Lois de Birkat HaGomel : questions-réponses pratiques
Une personne qui a été emprisonnée et libérée, et qui a également voyagé d’une ville à une autre sur une distance d’au moins une parsa, bien qu’elle soit tenue de réciter la berakha de Hagomel pour chacune de ces situations, ne récitera qu’une seule berakha, qui couvrira les deux cas. De même, quelqu’un qui a été malade et a aussi voyagé hors du pays sera acquitté par une seule berakha.
Le fait que certains ont l'habitude d'associer la tefilat haderekh à une bénédiction récitée sur un aliment n'est pas une obligation selon la halakha. Il s'agit simplement d'une mesure de piété et de précaution.
Celui qui doit réciter la berakha Hagomel, par exemple après avoir été malade et guéri, et qui monte pour la maftir, doit réciter la berakha Hagomel après avoir terminé les bénédictions de la haftara, et non entre la lecture de la Torah et la haftara.
Une personne qui doit réciter la berakha Hagomel, par exemple après avoir voyagé d'une ville à une autre sur une distance d'au moins une perassa ou similaire, et qui ne monte pas à la Torah, peut demander à un ami, qui lui aussi doit réciter Hagomel et qui monte à la Torah, d'avoir l'intention de l'acquitter par sa berakha. Celui qui écoute doit également avoir l'intention de s'acquitter, et il sera ainsi quitte de la berakha en l'écoutant, car pour la berakha Hagomel aussi, la règle de "chomea keone" (celui qui écoute est comme celui qui prononce) s'applique.
Celui qui voyage d'une ville à une autre, partout dans le pays, et dont le trajet est d'au moins une perassa (soit une heure et un cinquième, c'est-à-dire soixante-douze minutes), que ce soit en train, en autobus ou en voiture particulière, doit ensuite réciter la berakha Hagomel, selon le minhag des Séfarades et des communautés d'Orient.
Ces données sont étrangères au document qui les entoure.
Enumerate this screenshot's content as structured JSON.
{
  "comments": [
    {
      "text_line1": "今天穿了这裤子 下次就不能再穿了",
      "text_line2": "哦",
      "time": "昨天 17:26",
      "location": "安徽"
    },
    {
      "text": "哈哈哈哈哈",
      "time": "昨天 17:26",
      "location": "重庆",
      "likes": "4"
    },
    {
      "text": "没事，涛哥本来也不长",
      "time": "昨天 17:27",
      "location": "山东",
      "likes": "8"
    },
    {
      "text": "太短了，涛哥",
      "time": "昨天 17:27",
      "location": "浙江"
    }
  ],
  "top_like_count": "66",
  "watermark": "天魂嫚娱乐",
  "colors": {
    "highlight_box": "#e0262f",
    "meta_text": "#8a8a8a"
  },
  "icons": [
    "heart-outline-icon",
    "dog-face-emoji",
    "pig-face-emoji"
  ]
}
Même s'il y a sur le trajet des localités ou des villages, la coutume est également de réciter Hagomel, car toutes les routes sont considérées comme potentiellement dangereuses. Si le trajet entre les deux villes est inférieur à cette mesure, on ne récitera pas la berakha avec mention du Nom et de la royauté. Si, dans la même journée, l'aller et le retour totalisent une perassa, on récitera la berakha avec mention du Nom et de la royauté, même si la moitié du trajet a été effectuée le matin et l'autre moitié la nuit.